L’ARRIVÉE DES NOUVELLES GÉNÉRATIONS SUR LE MARCHÉ DU TRAVAIL

L’entrée dans la vie active est la concrétisation de l’ensemble des années d’études et de formations. En effet, l’accès à l’emploi est une étape clé qui sépare l’enfance de l’âge adulte et symbolise le début d’une nouvelle période de la vie d’un individu. Ce passage peut être source d’enthousiasme pour certains comme synonyme d’anxiété pour d’autres. L’entrée sur le marché du travail n’est pas anodin, et un temps d’adaptation est nécessaire.
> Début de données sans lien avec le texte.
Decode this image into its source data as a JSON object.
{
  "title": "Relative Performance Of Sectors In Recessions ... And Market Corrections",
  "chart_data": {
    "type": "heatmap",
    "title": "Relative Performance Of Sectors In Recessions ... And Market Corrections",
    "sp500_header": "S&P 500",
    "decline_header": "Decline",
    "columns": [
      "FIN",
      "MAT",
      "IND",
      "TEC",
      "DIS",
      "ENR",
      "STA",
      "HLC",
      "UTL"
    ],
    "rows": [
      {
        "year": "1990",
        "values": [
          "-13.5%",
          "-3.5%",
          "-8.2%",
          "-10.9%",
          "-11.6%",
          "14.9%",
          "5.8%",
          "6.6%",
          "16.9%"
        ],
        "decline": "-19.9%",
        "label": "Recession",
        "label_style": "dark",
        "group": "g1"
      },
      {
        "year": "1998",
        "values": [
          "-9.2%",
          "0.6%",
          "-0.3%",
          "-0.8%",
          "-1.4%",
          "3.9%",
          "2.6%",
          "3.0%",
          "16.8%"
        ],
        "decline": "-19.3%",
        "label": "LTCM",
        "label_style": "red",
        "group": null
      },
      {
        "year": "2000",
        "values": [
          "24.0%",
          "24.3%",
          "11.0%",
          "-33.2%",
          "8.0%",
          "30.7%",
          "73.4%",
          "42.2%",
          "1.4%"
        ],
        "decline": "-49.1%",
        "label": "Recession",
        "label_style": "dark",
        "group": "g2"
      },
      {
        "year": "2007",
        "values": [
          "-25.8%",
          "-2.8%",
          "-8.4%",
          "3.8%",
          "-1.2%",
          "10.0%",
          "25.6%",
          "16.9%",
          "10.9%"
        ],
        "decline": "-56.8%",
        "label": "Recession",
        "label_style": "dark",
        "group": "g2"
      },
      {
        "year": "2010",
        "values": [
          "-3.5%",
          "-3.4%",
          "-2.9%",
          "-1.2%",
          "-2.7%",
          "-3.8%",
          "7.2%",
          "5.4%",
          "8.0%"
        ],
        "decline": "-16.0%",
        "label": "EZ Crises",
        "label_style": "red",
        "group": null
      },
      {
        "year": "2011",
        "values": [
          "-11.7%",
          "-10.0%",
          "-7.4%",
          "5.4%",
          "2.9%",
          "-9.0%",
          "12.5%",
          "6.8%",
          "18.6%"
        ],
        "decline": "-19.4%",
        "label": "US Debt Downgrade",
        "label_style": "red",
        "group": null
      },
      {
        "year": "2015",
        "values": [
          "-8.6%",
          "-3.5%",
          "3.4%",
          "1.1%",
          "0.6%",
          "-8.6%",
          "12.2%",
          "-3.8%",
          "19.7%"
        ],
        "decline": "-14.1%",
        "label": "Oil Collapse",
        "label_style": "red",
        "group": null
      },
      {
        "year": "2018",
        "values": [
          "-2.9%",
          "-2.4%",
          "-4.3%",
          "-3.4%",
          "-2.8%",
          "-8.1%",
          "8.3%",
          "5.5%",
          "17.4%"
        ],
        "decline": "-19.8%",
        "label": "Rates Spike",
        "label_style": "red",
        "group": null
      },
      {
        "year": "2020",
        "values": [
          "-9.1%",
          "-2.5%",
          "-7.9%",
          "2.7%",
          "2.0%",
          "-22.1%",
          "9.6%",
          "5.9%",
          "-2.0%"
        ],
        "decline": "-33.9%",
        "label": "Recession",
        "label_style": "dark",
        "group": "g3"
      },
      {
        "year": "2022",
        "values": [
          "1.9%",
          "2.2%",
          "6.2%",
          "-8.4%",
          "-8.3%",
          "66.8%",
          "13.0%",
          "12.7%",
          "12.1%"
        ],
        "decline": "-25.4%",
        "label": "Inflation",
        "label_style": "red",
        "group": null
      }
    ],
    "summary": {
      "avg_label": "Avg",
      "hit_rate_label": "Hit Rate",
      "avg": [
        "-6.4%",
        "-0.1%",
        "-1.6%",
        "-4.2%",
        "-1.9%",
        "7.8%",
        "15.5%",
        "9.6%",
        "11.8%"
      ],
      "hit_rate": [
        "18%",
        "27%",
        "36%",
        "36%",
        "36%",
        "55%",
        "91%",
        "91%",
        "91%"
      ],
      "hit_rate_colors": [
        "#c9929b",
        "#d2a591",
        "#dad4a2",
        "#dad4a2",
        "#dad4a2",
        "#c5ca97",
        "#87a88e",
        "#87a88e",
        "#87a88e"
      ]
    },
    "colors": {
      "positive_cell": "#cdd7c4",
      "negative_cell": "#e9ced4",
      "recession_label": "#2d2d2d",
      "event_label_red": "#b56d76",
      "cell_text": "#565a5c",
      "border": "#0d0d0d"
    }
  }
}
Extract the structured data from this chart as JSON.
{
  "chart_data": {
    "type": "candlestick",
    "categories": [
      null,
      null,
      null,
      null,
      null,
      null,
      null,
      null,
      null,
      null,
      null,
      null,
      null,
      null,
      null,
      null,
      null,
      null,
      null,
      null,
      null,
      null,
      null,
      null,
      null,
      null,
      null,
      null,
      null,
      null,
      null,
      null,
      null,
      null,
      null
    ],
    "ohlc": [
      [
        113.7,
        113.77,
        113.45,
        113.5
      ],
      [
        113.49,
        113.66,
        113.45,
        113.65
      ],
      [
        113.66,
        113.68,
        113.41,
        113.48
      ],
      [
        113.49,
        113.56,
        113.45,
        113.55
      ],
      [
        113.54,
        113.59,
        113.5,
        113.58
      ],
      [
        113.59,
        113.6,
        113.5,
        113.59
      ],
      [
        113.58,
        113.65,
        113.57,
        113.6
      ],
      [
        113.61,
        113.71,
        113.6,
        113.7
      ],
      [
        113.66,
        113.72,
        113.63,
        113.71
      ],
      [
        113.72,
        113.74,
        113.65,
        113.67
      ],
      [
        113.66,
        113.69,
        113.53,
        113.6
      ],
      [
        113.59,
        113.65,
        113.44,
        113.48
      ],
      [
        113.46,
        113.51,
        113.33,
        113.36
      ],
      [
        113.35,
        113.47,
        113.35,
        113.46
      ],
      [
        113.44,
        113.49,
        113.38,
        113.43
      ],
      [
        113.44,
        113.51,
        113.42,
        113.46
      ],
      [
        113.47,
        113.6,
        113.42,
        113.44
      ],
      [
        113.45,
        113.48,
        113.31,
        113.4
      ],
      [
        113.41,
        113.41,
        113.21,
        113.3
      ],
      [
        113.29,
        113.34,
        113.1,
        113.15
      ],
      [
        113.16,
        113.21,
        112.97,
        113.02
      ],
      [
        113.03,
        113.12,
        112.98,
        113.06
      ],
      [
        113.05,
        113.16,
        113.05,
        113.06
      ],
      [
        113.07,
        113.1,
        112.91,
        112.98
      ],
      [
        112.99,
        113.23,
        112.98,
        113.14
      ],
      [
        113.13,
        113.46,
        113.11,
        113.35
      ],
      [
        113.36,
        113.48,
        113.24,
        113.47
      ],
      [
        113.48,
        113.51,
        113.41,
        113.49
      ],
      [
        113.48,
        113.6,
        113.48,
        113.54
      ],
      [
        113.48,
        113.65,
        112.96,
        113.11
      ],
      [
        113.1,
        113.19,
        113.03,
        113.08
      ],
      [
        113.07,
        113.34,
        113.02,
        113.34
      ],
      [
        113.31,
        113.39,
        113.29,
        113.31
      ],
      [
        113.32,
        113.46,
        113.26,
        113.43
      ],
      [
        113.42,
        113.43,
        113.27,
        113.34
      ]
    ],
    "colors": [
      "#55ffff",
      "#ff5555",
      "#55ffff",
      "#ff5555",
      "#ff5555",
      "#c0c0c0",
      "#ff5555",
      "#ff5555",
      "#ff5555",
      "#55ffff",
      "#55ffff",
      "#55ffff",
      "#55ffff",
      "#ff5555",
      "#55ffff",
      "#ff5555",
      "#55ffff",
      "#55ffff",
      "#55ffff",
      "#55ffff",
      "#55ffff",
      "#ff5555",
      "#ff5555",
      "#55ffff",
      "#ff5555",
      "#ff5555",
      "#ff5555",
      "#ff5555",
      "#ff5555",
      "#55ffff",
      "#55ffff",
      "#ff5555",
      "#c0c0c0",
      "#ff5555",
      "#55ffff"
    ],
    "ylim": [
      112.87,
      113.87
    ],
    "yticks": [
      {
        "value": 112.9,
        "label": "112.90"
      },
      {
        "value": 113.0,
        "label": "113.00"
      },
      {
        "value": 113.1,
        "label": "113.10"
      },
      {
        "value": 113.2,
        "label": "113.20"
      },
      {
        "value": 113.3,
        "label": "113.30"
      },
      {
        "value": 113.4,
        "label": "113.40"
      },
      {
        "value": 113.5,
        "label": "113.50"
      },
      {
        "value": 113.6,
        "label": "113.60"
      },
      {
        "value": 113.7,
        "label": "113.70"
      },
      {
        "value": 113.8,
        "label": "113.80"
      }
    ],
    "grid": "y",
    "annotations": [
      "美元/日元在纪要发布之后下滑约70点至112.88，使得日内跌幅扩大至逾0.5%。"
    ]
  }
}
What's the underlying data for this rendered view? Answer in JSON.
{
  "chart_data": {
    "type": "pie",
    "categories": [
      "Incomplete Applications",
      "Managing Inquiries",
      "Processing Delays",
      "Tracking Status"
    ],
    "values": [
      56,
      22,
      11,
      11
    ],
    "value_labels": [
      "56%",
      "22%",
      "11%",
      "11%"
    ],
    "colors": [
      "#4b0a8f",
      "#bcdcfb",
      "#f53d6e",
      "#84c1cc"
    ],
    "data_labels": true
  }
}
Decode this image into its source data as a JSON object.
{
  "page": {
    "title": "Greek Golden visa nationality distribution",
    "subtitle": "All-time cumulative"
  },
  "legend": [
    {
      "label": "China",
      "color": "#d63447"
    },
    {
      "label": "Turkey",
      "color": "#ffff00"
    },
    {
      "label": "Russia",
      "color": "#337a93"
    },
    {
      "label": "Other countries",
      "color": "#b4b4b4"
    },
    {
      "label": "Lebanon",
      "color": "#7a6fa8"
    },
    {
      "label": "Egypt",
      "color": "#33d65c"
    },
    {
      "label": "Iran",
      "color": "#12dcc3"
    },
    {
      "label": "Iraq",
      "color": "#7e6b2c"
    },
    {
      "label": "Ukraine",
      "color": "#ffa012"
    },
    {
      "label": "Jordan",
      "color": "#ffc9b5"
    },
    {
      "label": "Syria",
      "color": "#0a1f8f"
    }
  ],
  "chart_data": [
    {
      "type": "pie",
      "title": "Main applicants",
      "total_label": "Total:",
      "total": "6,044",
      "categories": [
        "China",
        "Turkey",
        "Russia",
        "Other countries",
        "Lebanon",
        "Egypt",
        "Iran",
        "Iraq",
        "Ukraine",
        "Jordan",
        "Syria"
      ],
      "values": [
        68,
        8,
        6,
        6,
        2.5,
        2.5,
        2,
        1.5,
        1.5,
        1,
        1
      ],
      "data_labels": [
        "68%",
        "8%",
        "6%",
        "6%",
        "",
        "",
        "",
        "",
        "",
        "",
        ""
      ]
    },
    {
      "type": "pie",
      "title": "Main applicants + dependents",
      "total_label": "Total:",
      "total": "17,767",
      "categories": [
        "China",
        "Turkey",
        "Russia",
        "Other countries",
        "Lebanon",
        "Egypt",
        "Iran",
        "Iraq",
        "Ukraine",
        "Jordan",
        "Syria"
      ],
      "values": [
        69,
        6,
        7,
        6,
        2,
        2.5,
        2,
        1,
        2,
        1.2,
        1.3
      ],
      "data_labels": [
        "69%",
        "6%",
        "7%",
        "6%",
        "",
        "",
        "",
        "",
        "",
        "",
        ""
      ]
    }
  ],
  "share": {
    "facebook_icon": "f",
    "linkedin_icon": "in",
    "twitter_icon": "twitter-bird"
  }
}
En effet, commencer à travailler, c’est changer de manière significative son environnement, et passer des bancs de l’université et des écoles au grand bain du marché de l’emploi. Commencer à gagner sa vie contribue à l’élaboration de projets et de plans pour l’avenir, favorise la formation d’un couple et d’une famille, et débloque ainsi l’accès au logement et aux crédits.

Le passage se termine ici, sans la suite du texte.